Besonders stark zeigte sich dies in den USA, wo die Angst vor einem weiteren Anschlag die Bereitschaft der Menschen für stärkere präventive Sicherheitsmaßnahmen förderte. So zeigt eine fortlaufende Befragung des Pew Research Center seit dem Jahr 2004, dass der Großteil der Befragten meist eher der Meinung ist, dass der Staat nicht genug Überwachung leiste, um das Land zu schützen – nur eine Minderheit hingegen ist der Meinung, dass der Staat zu weit gehe. Umgedreht waren diese Vorzeichen einzig für einen kurzen Zeitraum, als Osama Bin Laden für tot erklärt worden war und Edward Snowden die Machenschaften der NSA aufgedeckt hatte.

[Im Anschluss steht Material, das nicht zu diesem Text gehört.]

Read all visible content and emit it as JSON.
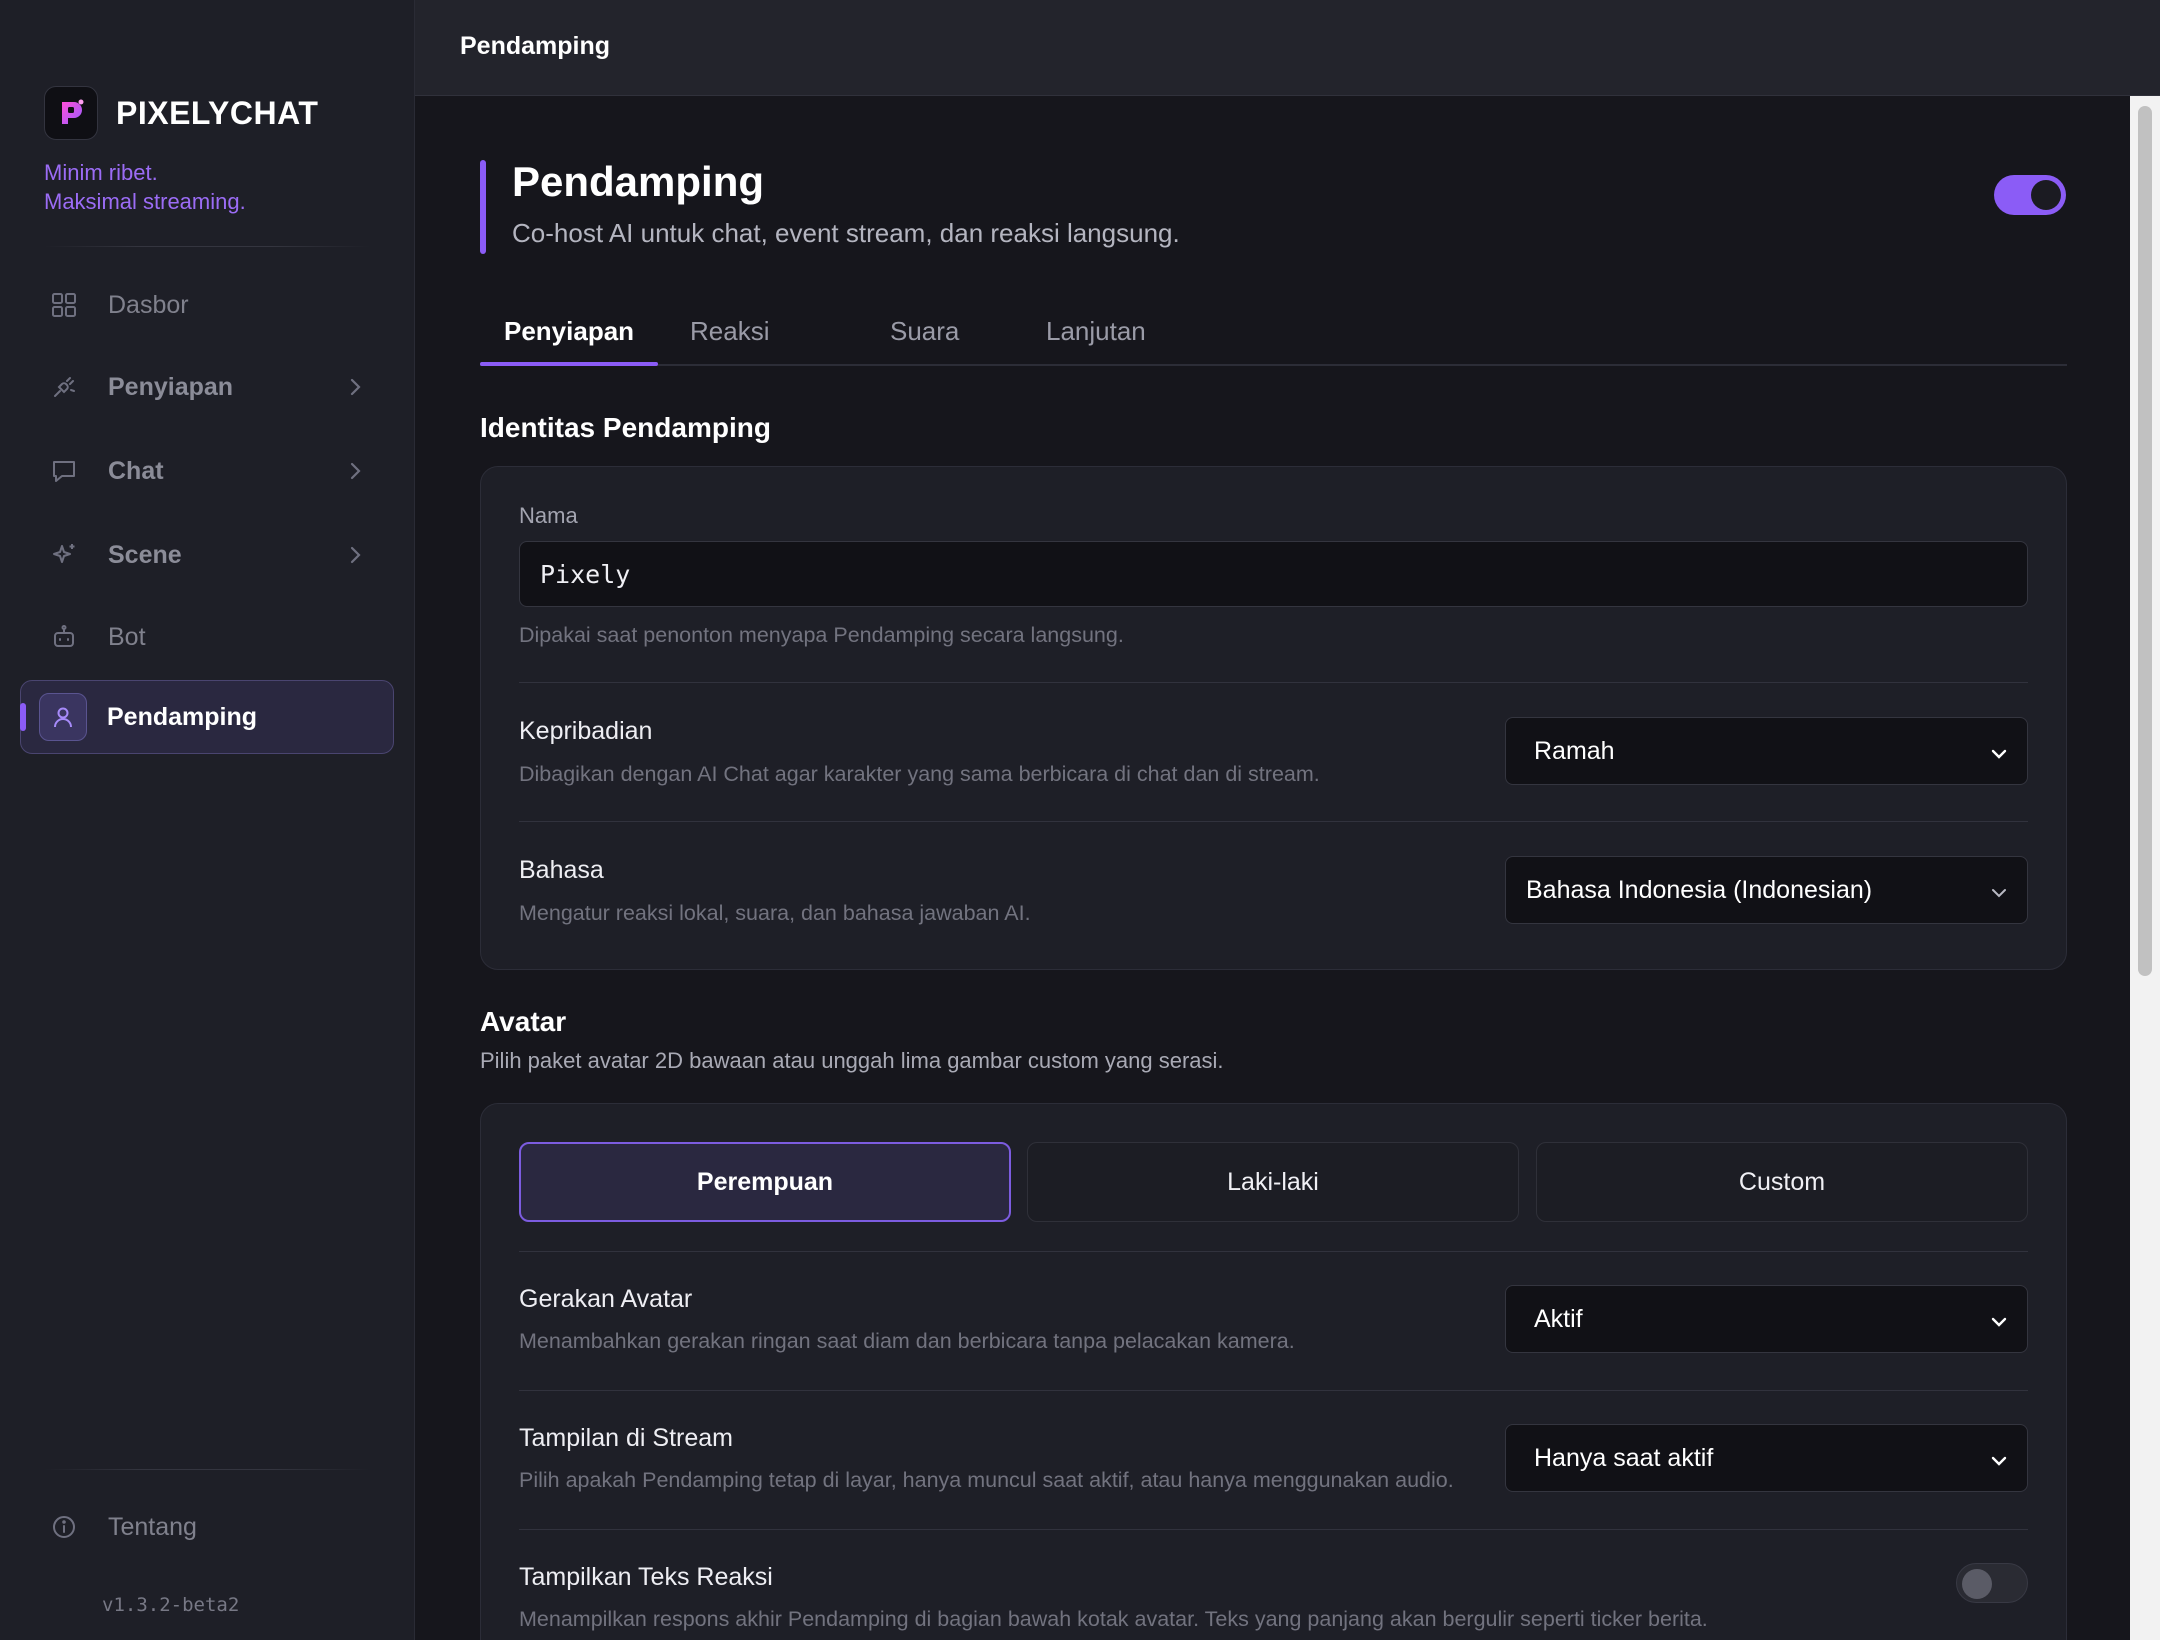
{
  "sidebar": {
    "brand_name": "PIXELYCHAT",
    "tagline_line1": "Minim ribet.",
    "tagline_line2": "Maksimal streaming.",
    "items": [
      {
        "label": "Dasbor",
        "icon": "grid-icon"
      },
      {
        "label": "Penyiapan",
        "icon": "plug-icon"
      },
      {
        "label": "Chat",
        "icon": "chat-icon"
      },
      {
        "label": "Scene",
        "icon": "sparkle-icon"
      },
      {
        "label": "Bot",
        "icon": "robot-icon"
      },
      {
        "label": "Pendamping",
        "icon": "user-icon",
        "active": true
      }
    ],
    "about_label": "Tentang",
    "version": "v1.3.2-beta2"
  },
  "topbar": {
    "title": "Pendamping"
  },
  "header": {
    "title": "Pendamping",
    "subtitle": "Co-host AI untuk chat, event stream, dan reaksi langsung.",
    "enabled": true
  },
  "tabs": [
    "Penyiapan",
    "Reaksi",
    "Suara",
    "Lanjutan"
  ],
  "identity": {
    "title": "Identitas Pendamping",
    "name_label": "Nama",
    "name_value": "Pixely",
    "name_hint": "Dipakai saat penonton menyapa Pendamping secara langsung.",
    "personality_title": "Kepribadian",
    "personality_desc": "Dibagikan dengan AI Chat agar karakter yang sama berbicara di chat dan di stream.",
    "personality_value": "Ramah",
    "language_title": "Bahasa",
    "language_desc": "Mengatur reaksi lokal, suara, dan bahasa jawaban AI.",
    "language_value": "Bahasa Indonesia (Indonesian)"
  },
  "avatar": {
    "title": "Avatar",
    "desc": "Pilih paket avatar 2D bawaan atau unggah lima gambar custom yang serasi.",
    "options": [
      "Perempuan",
      "Laki-laki",
      "Custom"
    ],
    "selected": "Perempuan",
    "motion_title": "Gerakan Avatar",
    "motion_desc": "Menambahkan gerakan ringan saat diam dan berbicara tanpa pelacakan kamera.",
    "motion_value": "Aktif",
    "display_title": "Tampilan di Stream",
    "display_desc": "Pilih apakah Pendamping tetap di layar, hanya muncul saat aktif, atau hanya menggunakan audio.",
    "display_value": "Hanya saat aktif",
    "reaction_text_title": "Tampilkan Teks Reaksi",
    "reaction_text_desc": "Menampilkan respons akhir Pendamping di bagian bawah kotak avatar. Teks yang panjang akan bergulir seperti ticker berita.",
    "reaction_text_enabled": false
  },
  "colors": {
    "accent": "#8b5cf6",
    "tagline": "#9b6cf5"
  }
}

Der "Patriot Act" als Wegbereiter

Die Ängste der Menschen waren der Grund dafür, dass der USA Patriot Act mit recht wenig Widerstand verabschiedet werden konnte – und zwar nur 45 Tage nach dem Anschlag auf das World Trade Center. Aufdeckungen des Whistleblowers Edward Snowden zeigen, dass es Pläne zur weitreichenden Überwachung bereits am 14. September 2001 – also schon drei Tage nach dem Anschlag – gab. Das Gesetz gilt als rechtliches Fundament für die verstärkte Überwachung innerhalb der USA, wie unter anderem die American Civil Liberties Union (ACLU), eine NGO in den USA, darlegt.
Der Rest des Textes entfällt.